Il vecchio marpione non  sarebbe riuscito a nemmeno a sopravvivere si fosse attenuto alle mille norme che in Italia imperversano su tutto agricoltura e allevamento compresi, ogni cavillo un pretesto per un balzello, e tra le quali si districava con laboriosa fatica, lui, a malapena in grado di leggere e scrivere. Da italian illegal breeder, invece, viveva benissimo, nella sua bella villetta accanto all'ovile, e come lui un esercito di macellatori in proprio, casari in nero o distillatori fai da te, illegal farmers di cui Michele era fedele cliente come milioni di anarchici cittadini italiani per i quali è quasi un perverso piacere farsi complici del nero economico, tutto fuorchè piegarsi a uno Stato inefficente e sordo, più delinquente di loro, ed infinitamente più avido, una mostruosità feudalborbonica grazie alla quale un animale collettivo di milioni di vampiri , dipendenti statali inutili, politici di carriera, burocrati infingardi, vivono alle spalle di una delle comunità nazionali più operose e creative del mondo, succhiandone via la vita, indebolandone il tessuto sociale fino a stracciarlo. Chissà se finirà mai, se non con la morte dell'organismo parassitato e allora finalmente anche loro moriranno, mai abbastanza male e sempre troppo tardi.

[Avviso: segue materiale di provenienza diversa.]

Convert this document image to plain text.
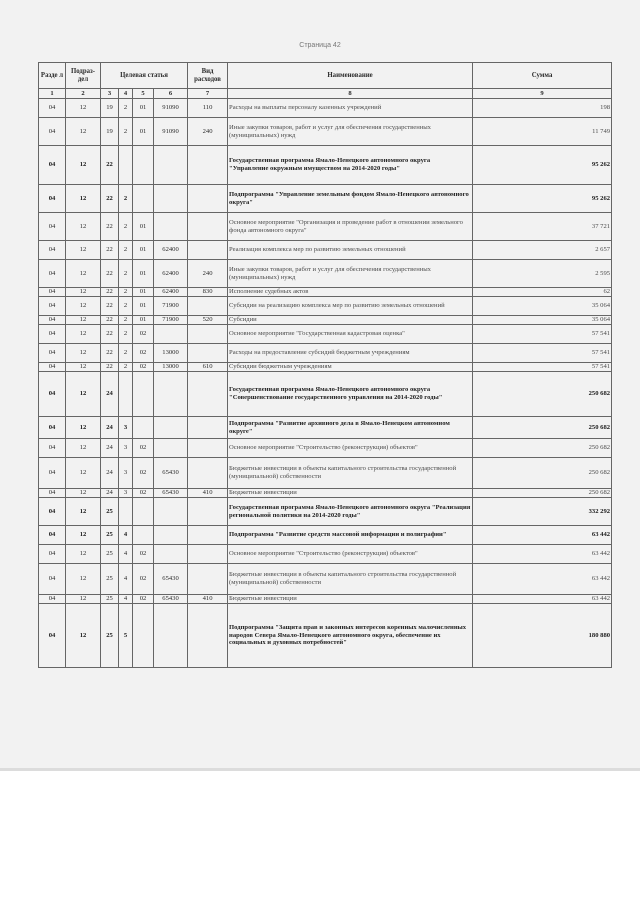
Страница 42
Разде л	Подраз- дел	Целевая статья				Вид расходов	Наименование	Сумма
1	2	3	4	5	6	7	8	9
04	12	19	2	01	91090	110	Расходы на выплаты персоналу казенных учреждений	198
04	12	19	2	01	91090	240	Иные закупки товаров, работ и услуг для обеспечения государственных (муниципальных) нужд	11 749
04	12	22					Государственная программа Ямало-Ненецкого автономного округа "Управление окружным имуществом на 2014-2020 годы"	95 262
04	12	22	2				Подпрограмма "Управление земельным фондом Ямало-Ненецкого автономного округа"	95 262
04	12	22	2	01			Основное мероприятие "Организация и проведение работ в отношении земельного фонда автономного округа"	37 721
04	12	22	2	01	62400		Реализация комплекса мер по развитию земельных отношений	2 657
04	12	22	2	01	62400	240	Иные закупки товаров, работ и услуг для обеспечения государственных (муниципальных) нужд	2 595
04	12	22	2	01	62400	830	Исполнение судебных актов	62
04	12	22	2	01	71900		Субсидии на реализацию комплекса мер по развитию земельных отношений	35 064
04	12	22	2	01	71900	520	Субсидии	35 064
04	12	22	2	02			Основное мероприятие "Государственная кадастровая оценка"	57 541
04	12	22	2	02	13000		Расходы на предоставление субсидий бюджетным учреждениям	57 541
04	12	22	2	02	13000	610	Субсидии бюджетным учреждениям	57 541
04	12	24					Государственная программа Ямало-Ненецкого автономного округа "Совершенствование государственного управления на 2014-2020 годы"	250 682
04	12	24	3				Подпрограмма "Развитие архивного дела в Ямало-Ненецком автономном округе"	250 682
04	12	24	3	02			Основное мероприятие "Строительство (реконструкция) объектов"	250 682
04	12	24	3	02	65430		Бюджетные инвестиции в объекты капитального строительства государственной (муниципальной) собственности	250 682
04	12	24	3	02	65430	410	Бюджетные инвестиции	250 682
04	12	25					Государственная программа Ямало-Ненецкого автономного округа "Реализация региональной политики на 2014-2020 годы"	332 292
04	12	25	4				Подпрограмма "Развитие средств массовой информации и полиграфии"	63 442
04	12	25	4	02			Основное мероприятие "Строительство (реконструкция) объектов"	63 442
04	12	25	4	02	65430		Бюджетные инвестиции в объекты капитального строительства государственной (муниципальной) собственности	63 442
04	12	25	4	02	65430	410	Бюджетные инвестиции	63 442
04	12	25	5				Подпрограмма "Защита прав и законных интересов коренных малочисленных народов Севера Ямало-Ненецкого автономного округа, обеспечение их социальных и духовных потребностей"	180 880
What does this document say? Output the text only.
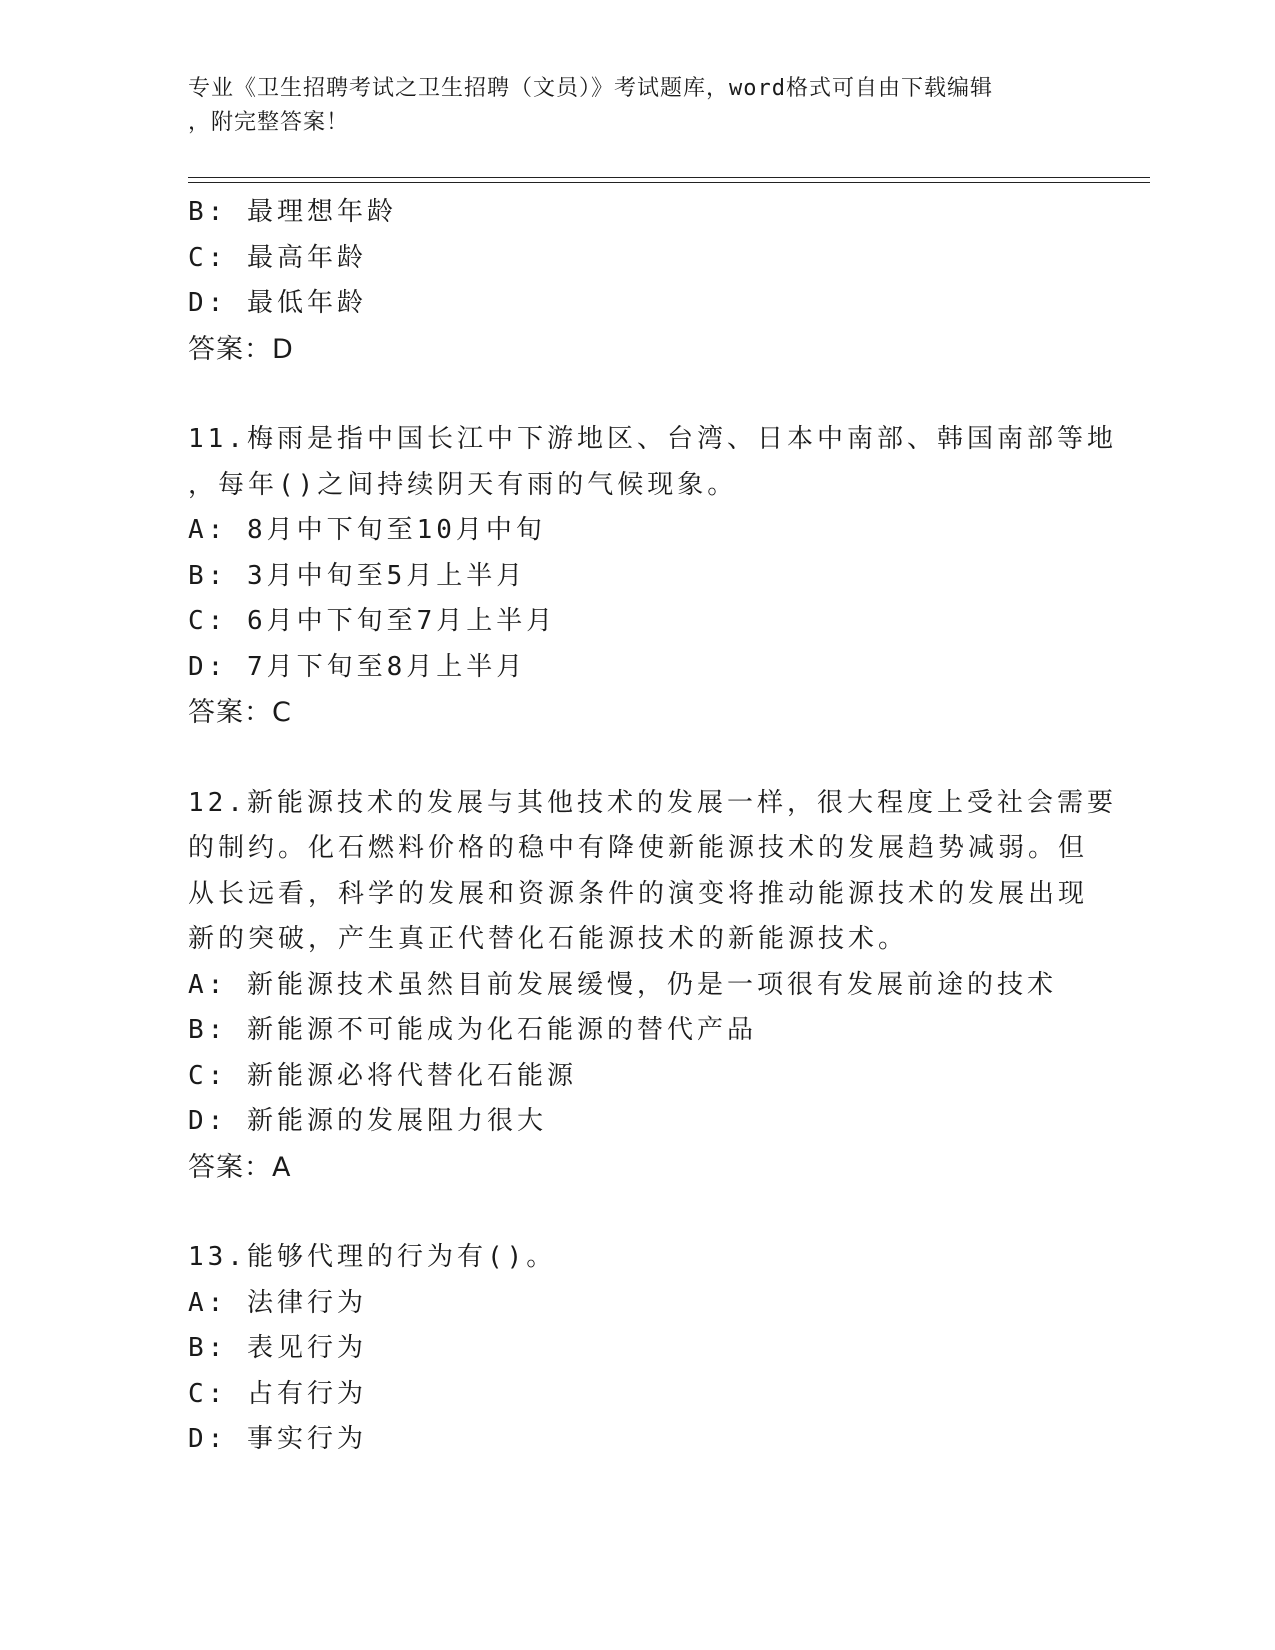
专业《卫生招聘考试之卫生招聘（文员）》考试题库，word格式可自由下载编辑
，附完整答案！
B: 最理想年龄
C: 最高年龄
D: 最低年龄
答案：D
11.梅雨是指中国长江中下游地区、台湾、日本中南部、韩国南部等地
，每年()之间持续阴天有雨的气候现象。
A: 8月中下旬至10月中旬
B: 3月中旬至5月上半月
C: 6月中下旬至7月上半月
D: 7月下旬至8月上半月
答案：C
12.新能源技术的发展与其他技术的发展一样，很大程度上受社会需要
的制约。化石燃料价格的稳中有降使新能源技术的发展趋势减弱。但
从长远看，科学的发展和资源条件的演变将推动能源技术的发展出现
新的突破，产生真正代替化石能源技术的新能源技术。
A: 新能源技术虽然目前发展缓慢，仍是一项很有发展前途的技术
B: 新能源不可能成为化石能源的替代产品
C: 新能源必将代替化石能源
D: 新能源的发展阻力很大
答案：A
13.能够代理的行为有()。
A: 法律行为
B: 表见行为
C: 占有行为
D: 事实行为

Un sisifo instancabile di  pregiato materiale organico; ma  Ernesto si distingueva anche  per la dedizione con cui studiava e preparava da solo i fitofarmaci alternativi per le sue colture, troppo povero com'era per l'acquisto dei servizi delle aziende produttrici di insetti utili e trappole ai feromoni. Il suo orto, ordinato e rigoglioso come un giardino all'italiana,  era costellato  di barattoli colmi di birra e limacce morte: almeno le povere bestie spiravano contente (le lumache col guscio, raccolte a mano, finivano in pentola con aglio, mentuccia e pomodoro: buonissime!). I suoi ulivi erano decorati come alberi di Natale di bottiglie ahimè di plastica, piene del liquido alchemico proteico  giallastro in cui affogavano le odiate mosche. Rame ed  equiseto per i funghi, macerato d'ortica per gli afidi, un misto dei due per le maledette cocciniglie che subivano anche l'attacco con spazzole di ferro, delicato lucidare tronchi e rami ore ed ore prima, vigoroso spruzzare sapone nero per la fumaggine poi, che coraggio. In primavera, quando l'assalto agli esuberanti pests che affliggevano le sue colture era più disperato, non ci si poteva avvicinare al magazzino dove lavorava i suoi intrugli: l'odore del macerato di ortica è semplicemente indescrivibile ed associato a quello di equiseto diventa straziante. Credo che afidi e ragnetti bianchi scappassero più che altro per la puzza.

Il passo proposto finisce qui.